A brutalidade desta crise de contornos únicos (e atenção que escrevo isto sem que se saibam os efeitos finais na economia, provavelmente devastadores …) devia obrigar-nos, de uma vez por todas, a perceber o que é importante e o que não é; o que é aceitável e o que não é; o que é tolerável e o que não é. Gostaria muito que o dia L e o verão das nossas vidas trouxessem algo de novo ao desacreditado futebolzinho caseiro. Mas estou cada vez mais como São Tomé: ver para crer. Há muito que deixei de acreditar em promessas, sound bytes vistosos e amanhãs que cantam. São trinta e muitos anos a ver (e a escrever sobre) mais do mesmo no futebol português. Sem dúvida que têm acontecido coisas muito positivas nos últimos anos que não podem deixar de ser destacadas e enaltecidas. Mas é impossível dizer (pior: fingir) que tudo está bem enquanto este futebol continuar refém - e continua a estar - de poderes tentaculares quase absolutos que corrompem, contaminam e apodrecem o que devia manter-se são. O guião não muda e o cheiro varia pouco. Apenas vão alternando as cores. E como não acredito um milímetro no dirigismo do vale tudo que continua, de pedra e cal, a fazer escola nos clubes do costume …
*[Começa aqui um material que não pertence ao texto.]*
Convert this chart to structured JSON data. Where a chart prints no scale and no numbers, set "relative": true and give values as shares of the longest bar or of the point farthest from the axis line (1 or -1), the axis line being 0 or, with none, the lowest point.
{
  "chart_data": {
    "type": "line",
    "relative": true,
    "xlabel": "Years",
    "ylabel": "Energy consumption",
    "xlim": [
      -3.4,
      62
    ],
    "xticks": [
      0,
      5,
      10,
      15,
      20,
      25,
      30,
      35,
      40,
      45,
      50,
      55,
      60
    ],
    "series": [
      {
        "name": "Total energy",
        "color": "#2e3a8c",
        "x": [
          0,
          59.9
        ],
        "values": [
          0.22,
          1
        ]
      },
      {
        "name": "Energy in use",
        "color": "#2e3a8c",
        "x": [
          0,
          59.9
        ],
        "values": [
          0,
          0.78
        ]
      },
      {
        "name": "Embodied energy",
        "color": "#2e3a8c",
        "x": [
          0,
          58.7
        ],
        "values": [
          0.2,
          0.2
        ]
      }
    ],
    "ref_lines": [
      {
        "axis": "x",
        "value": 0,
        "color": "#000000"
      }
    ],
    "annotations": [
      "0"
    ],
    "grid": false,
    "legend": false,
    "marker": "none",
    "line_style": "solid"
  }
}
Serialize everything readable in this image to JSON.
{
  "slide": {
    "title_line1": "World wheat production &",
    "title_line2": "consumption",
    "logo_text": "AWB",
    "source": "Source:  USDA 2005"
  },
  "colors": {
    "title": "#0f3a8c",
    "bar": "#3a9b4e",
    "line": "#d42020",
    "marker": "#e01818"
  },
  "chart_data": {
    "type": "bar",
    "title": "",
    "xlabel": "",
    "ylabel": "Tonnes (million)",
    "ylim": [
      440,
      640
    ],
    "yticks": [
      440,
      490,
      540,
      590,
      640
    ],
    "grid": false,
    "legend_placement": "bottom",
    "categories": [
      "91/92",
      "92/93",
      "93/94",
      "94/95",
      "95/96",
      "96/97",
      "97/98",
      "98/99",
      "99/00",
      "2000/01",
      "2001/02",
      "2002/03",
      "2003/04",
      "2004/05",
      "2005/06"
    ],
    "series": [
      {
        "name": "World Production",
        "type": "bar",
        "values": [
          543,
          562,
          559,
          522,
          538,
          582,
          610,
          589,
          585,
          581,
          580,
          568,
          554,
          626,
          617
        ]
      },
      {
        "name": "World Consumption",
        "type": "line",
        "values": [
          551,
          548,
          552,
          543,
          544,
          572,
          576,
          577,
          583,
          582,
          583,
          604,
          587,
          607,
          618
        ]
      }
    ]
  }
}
PS - Trapalhadas de vária ordem continuam a perseguir a Direção liderada por Luís Filipe Vieira e a colocar o Benfica sob o escrutínio de autoridades estatais. A CMVM saberá por que motivo chumbou a OPA da Benfica SGPS sobre 28% da SAD. A versão mais simpática é que o regulador do mercado detetou irregularidades no mecanismo de financiamento da operação que, sejamos frontais, não é clara (a SAD, objeto da oferta, é que está  financiar a oferente Benfica SGPS ?!?) e ainda por cima permite especulações de vária ordem dada a especificidade da relação entre o acionista presidente, LFV, e José António dos Santos, o maior acionista individual. Tivesse Luís Filipe Vieira uma imagem pública à prova de bala e se calhar não haveria suspeitas nem grande falatório. Mas não é o caso. E o Benfica clube-marca continua a pagar o preço de se ver envolvido em episódios que suscitam dúvidas com a chancela da atual Direção.